Reiterating the importance of brain and mental health research, Walter Koroshetz, director of the National Institute of Neurological Disorders and Stroke, part of the National Institutes of Health, emphasized the importance of translational health research operations like the Fralin Biomedical Research Institute during his video address to the outdoor audience.
The research institute’s faculty currently provide training and mentorship to 130 Virginia Tech graduate and medical students conducting innovative research. Among the institute’s 80 previous doctoral trainees, graduates have acquired competitive positions at Duke, Mayo Clinic, Harvard, MIT, Stanford, the U.S. Food and Drug Administration, and in private industry.

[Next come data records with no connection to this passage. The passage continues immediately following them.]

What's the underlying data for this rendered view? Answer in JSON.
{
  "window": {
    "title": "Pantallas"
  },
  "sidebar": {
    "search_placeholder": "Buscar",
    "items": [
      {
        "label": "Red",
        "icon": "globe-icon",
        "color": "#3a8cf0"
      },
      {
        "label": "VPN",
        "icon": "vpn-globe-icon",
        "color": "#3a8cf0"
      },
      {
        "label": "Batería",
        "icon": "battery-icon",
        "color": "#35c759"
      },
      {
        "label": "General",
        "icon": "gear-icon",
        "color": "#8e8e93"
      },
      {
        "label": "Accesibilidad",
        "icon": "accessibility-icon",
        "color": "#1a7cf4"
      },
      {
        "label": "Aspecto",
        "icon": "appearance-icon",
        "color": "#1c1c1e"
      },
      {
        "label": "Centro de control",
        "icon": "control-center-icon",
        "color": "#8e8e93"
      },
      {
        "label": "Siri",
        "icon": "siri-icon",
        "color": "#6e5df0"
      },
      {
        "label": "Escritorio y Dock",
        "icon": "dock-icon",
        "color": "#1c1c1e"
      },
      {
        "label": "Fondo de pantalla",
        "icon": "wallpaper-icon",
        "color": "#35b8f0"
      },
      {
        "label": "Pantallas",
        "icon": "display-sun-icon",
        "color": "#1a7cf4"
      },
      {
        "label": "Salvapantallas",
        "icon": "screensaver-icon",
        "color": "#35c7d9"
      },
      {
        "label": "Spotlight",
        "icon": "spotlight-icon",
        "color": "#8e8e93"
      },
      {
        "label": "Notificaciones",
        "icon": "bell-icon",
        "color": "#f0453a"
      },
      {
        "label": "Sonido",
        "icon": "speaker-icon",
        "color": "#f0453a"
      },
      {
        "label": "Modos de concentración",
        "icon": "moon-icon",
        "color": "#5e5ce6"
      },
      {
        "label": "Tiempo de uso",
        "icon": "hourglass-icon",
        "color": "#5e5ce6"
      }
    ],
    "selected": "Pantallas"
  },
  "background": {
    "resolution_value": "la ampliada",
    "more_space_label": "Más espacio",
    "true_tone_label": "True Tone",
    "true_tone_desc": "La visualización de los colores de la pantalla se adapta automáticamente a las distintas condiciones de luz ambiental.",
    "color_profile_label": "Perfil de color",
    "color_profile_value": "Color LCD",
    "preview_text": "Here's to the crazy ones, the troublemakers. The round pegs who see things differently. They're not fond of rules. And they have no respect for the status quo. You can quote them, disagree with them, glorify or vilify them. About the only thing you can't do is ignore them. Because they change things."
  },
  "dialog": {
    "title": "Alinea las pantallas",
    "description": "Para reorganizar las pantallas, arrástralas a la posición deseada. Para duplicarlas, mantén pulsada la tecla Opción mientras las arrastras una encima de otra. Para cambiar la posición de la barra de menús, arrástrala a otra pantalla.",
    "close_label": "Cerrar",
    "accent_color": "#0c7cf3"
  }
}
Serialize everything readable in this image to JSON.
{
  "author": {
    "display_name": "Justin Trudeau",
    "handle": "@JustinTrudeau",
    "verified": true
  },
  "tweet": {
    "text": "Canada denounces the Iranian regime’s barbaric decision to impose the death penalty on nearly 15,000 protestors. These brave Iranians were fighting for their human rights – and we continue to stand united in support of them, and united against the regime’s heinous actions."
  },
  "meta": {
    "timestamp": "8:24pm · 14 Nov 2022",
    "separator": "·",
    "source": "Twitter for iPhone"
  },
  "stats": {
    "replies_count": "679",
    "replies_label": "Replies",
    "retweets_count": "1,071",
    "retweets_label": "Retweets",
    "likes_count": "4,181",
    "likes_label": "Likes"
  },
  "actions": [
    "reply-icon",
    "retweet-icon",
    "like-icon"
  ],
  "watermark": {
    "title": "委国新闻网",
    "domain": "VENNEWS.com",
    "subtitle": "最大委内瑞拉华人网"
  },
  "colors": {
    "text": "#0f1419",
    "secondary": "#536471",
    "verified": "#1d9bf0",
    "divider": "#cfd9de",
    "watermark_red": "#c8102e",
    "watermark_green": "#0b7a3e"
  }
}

The campus has attracted award-winning students from across the world, including Rachana Deven Somaiya, a first-generation college student from India. Somaiya is a graduate student in Virginia Tech’s Translational Biology, Medicine, and Health Program and expects to defend her doctoral dissertation this spring.
“As a first-generation college student, I did not know any scientists nor what research was growing up. When I started graduate school, I questioned my ability to succeed,” Somaiya said.
“This institute gave me a chance with a great education and a welcoming environment to conduct extraordinary scientific research.”
A virtual tour of the new facility and the archived ribbon cutting ceremony are accessible via the Fralin Biomedical Research Institute’s website.